La strana libertà di stampa all’italiana

Il “verminaio” riconducibile all’ormai noto spionaggio di molti vip e non solo vip, ripropone nuovamente il tema di che cosa significa concretamente nel nostro paese la cosiddetta libertà di informazione.

Ci sono due libertà di stampa nel nostro paese. L’una è quella scolpita nella Costituzione repubblicana che rappresenta una pietra miliare della democrazia italiana. L’altra, meno nobile ma purtroppo molto praticata, va sotto il nome – seppur un po’ volgare e me ne scuso – di “libertà di sputtanamento”.

L’una, la prima, è un elemento costitutivo, decisivo ed essenziale che misura l’ancoraggio di un paese ad una cultura democratica, liberale e costituzionale. L’altra, la seconda, è un metodo che persegue scientificamente – seppur dietro a nobili principi – la demolizione della persona, la sua criminalizzazione politica e culturale, e di norma, la espone al pubblico ludibrio con sentenze inappellabili e giudizi sommari del tutto arbitrari.

Ora, il “verminaio” – per usare le parole del procuratore di Perugia Cantone – che è emerso in questi ultimi giorni e riconducibile all’ormai noto spionaggio di molti vip e non solo vip, ripropone nuovamente il tema di che cosa significa concretamente nel nostro paese la cosiddetta libertà di informazione. Perché un conto è dar notizia di ciò che capita realmente accompagnato, anche dalla ormai nota partigianeria e faziosità che caratterizzano gli organi di informazione nel nostro paese, sia della carta stampata e sia, e soprattutto, dei vari talk televisivi sempre più settari e di parte; altra cosa, e radicalmente diversa, è l’attacco sistematico e permanente alle persone, alla loro dignità, alla loro storia e al loro profilo. Il tutto condito da un giustizialismo senza limiti e senza confini.

E allora sorge spontanea una semplice domanda. E cioè, quale dei due metodi oggi prevale? Al riguardo, non c’è alcun dubbio. Il secondo, cioè quello che fa dell’attacco violento e pretestuoso alle persone la sua ragion d’essere costitutiva. Il tutto, come da copione, sempre corroborato da nobili principi e solenni proclami riconducibili al dogma laico che il giornalista deve “pubblicare tutto ciò che sa” a prescindere da qualsiasi regola deontologica e professionale. E quindi, e di conseguenza, considerando del tutto irrilevanti le intoccabili “fonti” da cui proviene la notizia o il fango.

Un malcostume, questo, che ormai accomuna la stampa nazionale e, per emulazione, anche quella locale dove la demolizione delle persone è diventato quasi uno sport e una prassi intoccabili.

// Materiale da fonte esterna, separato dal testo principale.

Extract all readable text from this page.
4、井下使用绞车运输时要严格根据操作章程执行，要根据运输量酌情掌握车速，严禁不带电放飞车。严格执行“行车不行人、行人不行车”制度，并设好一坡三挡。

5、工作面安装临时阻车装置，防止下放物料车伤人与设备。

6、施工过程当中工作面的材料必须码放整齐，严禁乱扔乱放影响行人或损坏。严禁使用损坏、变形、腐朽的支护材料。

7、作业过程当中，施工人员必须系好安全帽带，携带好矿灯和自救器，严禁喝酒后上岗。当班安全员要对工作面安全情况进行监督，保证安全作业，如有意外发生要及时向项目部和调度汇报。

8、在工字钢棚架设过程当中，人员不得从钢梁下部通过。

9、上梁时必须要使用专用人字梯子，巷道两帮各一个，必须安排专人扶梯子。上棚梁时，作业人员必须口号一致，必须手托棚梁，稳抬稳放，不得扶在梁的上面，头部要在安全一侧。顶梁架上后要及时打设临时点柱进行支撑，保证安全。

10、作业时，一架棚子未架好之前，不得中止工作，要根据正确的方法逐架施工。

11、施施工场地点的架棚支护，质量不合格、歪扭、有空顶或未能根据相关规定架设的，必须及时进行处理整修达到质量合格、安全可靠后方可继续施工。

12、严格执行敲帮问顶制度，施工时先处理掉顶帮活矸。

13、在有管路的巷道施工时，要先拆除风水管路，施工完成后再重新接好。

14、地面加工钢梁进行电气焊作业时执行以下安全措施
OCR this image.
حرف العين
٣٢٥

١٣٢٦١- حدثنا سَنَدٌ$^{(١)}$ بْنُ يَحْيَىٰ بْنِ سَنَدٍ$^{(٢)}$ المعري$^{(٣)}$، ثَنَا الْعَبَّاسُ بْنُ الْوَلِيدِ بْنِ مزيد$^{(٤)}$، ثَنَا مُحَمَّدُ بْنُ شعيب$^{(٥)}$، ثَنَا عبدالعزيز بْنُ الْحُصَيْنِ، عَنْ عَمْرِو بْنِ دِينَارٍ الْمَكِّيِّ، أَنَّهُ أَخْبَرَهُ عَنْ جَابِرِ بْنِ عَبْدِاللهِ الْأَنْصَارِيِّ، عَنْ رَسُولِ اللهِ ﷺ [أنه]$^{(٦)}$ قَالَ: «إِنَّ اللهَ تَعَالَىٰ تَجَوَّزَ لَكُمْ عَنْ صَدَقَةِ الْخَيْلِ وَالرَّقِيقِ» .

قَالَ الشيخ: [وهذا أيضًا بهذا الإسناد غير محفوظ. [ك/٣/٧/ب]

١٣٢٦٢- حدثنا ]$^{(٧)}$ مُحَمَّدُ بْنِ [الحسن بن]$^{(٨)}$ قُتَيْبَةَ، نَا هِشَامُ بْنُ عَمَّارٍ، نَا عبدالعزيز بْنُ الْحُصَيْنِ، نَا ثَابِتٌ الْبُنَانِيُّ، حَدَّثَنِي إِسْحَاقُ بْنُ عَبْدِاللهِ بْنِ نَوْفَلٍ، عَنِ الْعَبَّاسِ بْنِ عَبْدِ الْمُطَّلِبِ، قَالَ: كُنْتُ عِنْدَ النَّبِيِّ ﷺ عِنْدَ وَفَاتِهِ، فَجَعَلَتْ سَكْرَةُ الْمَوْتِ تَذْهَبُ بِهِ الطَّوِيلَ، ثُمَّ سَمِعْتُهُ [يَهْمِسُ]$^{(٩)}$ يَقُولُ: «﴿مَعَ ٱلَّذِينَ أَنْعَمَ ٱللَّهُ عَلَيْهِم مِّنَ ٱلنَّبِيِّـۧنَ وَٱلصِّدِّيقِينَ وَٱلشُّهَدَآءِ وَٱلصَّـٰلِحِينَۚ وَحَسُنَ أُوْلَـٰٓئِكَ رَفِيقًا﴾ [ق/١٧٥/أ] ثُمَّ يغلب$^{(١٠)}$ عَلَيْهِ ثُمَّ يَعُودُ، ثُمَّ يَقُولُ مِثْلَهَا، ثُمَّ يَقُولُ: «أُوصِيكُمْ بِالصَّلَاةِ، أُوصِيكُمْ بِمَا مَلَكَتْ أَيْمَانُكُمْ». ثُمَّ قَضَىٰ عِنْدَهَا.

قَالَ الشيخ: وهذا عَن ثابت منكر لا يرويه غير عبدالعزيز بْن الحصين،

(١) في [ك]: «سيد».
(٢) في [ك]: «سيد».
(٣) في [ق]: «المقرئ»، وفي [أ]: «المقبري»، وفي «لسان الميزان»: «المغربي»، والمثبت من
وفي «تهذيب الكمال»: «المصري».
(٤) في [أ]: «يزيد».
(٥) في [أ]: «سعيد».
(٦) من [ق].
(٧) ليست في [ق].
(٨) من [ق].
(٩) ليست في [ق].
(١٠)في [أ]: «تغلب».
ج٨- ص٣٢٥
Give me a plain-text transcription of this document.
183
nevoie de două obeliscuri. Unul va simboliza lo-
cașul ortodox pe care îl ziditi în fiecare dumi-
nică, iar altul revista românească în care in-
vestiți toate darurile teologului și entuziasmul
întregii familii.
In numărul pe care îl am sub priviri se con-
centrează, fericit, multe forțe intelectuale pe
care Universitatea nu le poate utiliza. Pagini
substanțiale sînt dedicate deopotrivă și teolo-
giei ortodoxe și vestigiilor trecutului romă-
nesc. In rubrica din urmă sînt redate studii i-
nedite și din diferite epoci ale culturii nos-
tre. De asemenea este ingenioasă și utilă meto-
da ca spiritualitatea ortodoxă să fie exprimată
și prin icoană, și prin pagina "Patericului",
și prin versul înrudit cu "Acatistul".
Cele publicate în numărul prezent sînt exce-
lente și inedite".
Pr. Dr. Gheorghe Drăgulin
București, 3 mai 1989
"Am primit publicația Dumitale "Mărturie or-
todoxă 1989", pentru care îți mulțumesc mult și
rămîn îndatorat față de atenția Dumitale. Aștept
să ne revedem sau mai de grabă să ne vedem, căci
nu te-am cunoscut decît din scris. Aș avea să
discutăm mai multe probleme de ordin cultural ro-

È sempre e solo perché, e giustamente, la “libertà di informazione è sacra”. Ecco perché siamo ormai arrivati ad un bivio. Ovvero, o proseguiamo con le prediche periodiche sulla libertà di informazione che non trovano, però, un oggettivo riscontro nella realtà concreta nei racconti quotidiani fatti prevalentemente di attacchi alle persone e alla loro dignità; oppure si inverte decisamente la rotta e chi dovrebbe presiedere – si fa per dire – ad una corretta e trasparente libertà di informazione nel rispetto delle regole e delle stesse norme deontologiche si fa sentire con maggior vigore e forza senza obbedire solo e soltanto a disegni politici talmente noti e collaudati che non fanno neanche più notizia.

‘Tertium non datur’ si potrebbe dire. Saranno soltanto i fatti, quindi, a dirci quale delle due linee prevarrà. Tutto il resto appartiene solo allo scontro permanente tra opposte tifoserie politiche e culturali con tanti saluti allo sbandierato, e sempre più ipocrita e fazioso, “giornalismo di inchiesta”.